Cela étant, les limites de l'interprétation à la lumière de la description et des dessins ont aussi été régulièrement mises en avant (pour plus de détails, voir le présent chapitre, II.A.6.3.4). La présence de divergences entre les revendications et la description n'est pas une raison valable pour ignorer la structure linguistique claire d'une revendication et l'interpréter différemment (T 431/03) ou pour donner un sens différent à une caractéristique d'une revendication qui transmet, en tant que telle, un enseignement technique crédible au lecteur averti (T 1018/02, T 1395/07, T 711/14, T 1456/14, T 2769/17, T 169/20, T 821/20, T 42/22). Cependant, dans l'affaire T 1023/02, un sens différent a été donné à un terme mal choisi de la revendication ("transcription" au lieu de "translation"), lequel aurait été en désaccord avec la description de l'invention.
Dans la décision T 197/10, la chambre a expliqué que si les revendications du brevet sont rédigées clairement et sans ambiguïté, de sorte que l'homme du métier peut les comprendre sans difficulté, il n'y a pas lieu d'utiliser la description pour interpréter les revendications.
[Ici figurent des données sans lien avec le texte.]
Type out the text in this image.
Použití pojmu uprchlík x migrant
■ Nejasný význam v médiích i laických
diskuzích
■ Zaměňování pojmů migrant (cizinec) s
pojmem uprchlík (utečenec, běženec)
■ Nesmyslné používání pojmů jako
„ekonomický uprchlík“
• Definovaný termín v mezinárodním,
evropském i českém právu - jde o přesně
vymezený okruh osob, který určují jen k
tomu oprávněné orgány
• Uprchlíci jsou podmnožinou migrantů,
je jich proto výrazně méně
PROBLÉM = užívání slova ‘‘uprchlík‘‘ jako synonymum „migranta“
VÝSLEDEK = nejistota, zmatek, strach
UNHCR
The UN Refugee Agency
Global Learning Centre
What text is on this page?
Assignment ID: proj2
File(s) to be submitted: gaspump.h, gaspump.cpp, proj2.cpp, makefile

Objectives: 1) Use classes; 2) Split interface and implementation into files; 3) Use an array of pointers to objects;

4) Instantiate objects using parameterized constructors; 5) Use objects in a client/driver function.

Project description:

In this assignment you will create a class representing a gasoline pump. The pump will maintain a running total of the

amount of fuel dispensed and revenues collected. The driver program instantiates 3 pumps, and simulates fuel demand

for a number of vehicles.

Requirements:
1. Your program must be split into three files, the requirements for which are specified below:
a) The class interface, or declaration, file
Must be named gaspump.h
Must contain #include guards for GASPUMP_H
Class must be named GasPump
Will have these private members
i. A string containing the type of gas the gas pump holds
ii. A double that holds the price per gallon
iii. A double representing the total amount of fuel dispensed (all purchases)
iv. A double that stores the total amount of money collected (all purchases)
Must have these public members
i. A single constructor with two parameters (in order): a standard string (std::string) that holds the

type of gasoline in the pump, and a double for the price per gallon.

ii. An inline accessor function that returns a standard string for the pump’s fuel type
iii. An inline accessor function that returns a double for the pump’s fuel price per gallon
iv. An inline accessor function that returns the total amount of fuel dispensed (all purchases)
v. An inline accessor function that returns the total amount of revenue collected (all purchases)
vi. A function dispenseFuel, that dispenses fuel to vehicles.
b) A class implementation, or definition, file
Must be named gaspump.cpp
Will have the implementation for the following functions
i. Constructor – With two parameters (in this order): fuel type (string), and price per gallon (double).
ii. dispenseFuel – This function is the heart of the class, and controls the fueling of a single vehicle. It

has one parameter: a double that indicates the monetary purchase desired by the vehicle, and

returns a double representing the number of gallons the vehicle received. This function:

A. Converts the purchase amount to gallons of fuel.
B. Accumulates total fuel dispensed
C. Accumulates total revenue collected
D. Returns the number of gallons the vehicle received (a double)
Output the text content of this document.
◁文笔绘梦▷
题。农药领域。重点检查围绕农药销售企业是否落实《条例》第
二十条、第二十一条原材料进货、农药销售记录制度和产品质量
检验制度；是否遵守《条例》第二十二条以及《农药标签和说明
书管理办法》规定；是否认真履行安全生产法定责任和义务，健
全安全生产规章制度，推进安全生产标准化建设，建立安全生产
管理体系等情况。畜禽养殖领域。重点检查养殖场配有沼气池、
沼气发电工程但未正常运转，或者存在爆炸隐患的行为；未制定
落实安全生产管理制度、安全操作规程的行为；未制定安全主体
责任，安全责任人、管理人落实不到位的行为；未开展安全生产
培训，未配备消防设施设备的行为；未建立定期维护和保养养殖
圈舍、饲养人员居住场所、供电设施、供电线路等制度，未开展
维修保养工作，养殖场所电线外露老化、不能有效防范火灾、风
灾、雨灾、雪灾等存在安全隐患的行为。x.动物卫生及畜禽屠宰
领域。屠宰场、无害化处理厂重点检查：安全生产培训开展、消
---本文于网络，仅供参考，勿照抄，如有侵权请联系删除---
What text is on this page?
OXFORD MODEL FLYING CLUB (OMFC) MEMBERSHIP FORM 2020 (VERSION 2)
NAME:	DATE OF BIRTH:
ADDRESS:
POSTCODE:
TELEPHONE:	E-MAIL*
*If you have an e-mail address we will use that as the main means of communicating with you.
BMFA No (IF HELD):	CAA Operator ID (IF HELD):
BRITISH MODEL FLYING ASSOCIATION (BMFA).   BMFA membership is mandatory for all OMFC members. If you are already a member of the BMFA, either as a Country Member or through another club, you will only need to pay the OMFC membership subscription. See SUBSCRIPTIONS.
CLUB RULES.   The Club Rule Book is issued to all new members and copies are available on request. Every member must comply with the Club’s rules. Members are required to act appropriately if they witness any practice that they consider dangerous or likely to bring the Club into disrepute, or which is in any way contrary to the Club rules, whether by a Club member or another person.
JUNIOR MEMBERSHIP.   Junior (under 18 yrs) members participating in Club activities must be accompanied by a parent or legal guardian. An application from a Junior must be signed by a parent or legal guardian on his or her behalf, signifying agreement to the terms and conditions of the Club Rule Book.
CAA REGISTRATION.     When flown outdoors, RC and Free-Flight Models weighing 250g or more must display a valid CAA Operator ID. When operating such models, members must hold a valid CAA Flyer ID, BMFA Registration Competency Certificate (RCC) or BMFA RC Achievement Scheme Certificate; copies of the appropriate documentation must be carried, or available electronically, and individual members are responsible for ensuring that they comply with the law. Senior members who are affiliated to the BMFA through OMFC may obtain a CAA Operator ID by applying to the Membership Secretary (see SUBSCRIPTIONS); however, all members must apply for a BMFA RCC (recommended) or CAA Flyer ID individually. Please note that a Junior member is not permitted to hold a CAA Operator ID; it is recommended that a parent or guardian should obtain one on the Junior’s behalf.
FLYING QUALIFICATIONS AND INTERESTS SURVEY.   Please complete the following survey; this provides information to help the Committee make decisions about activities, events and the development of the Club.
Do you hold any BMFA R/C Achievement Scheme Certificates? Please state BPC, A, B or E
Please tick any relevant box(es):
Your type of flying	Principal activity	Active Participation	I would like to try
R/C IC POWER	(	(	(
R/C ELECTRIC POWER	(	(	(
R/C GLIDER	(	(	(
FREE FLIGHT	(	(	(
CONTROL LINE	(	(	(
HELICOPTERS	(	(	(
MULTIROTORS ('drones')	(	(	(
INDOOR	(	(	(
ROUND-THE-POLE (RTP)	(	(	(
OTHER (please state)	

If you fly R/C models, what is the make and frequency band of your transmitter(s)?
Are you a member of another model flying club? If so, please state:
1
S'il existe des divergences entre les revendications et la description, la formulation explicite des revendications doit être interprétée comme l'homme du métier la comprendrait sans s'aider de la description. Ainsi, en cas de divergence entre des revendications clairement définies et la description, les éléments de la description qui ne sont pas repris dans les revendications ne doivent pas, en principe, être pris en considération pour l'évaluation de la nouveauté et de l'activité inventive. Voir, de même, la décision T 1514/14 concernant l'examen de la suffisance de l'exposé.
Dans l'affaire T 2221/10, la chambre s'est référée à la jurisprudence constante, selon laquelle la description peut servir de "dictionnaire" du brevet pour déterminer la signification correcte de termes ambigus employés dans les revendications (voir, dans le présent chapitre, le point II.A.6.3.3). La chambre a toutefois également fait référence à la décision T 197/10, soulignant les limites de l'interprétation à la lumière de la description et des dessins. Voir également T 2328/15 et T 1642/17.
Dans l'affaire T 1924/20, la chambre a retenu qu'un lecteur averti d'une revendication de brevet interpréterait les revendications essentiellement en elles-mêmes, et ce pour de nombreuses raisons (cf. p. ex. T 2764/19 et T 1127/16). En effet, l'"objet du brevet européen" est défini par les revendications et uniquement par elles. La chambre a expliqué que la description et les dessins sont toutefois habituellement utilisés par l'instance appelée à statuer pour déterminer le "lecteur averti" susmentionné et donc le point de vue à partir duquel les revendications sont interprétées. Cela signifie que, lors de l'interprétation des revendications, la description et les dessins ne peuvent pas être invoqués comme une sorte d'outil de repli ou d'orientation supplémentaire pour combler des lacunes ou pour résoudre des incohérences dans une revendication au profit du titulaire du brevet. Le fait que le titulaire du brevet s'appuie de la sorte sur la description et les dessins ne serait normalement pas convaincant.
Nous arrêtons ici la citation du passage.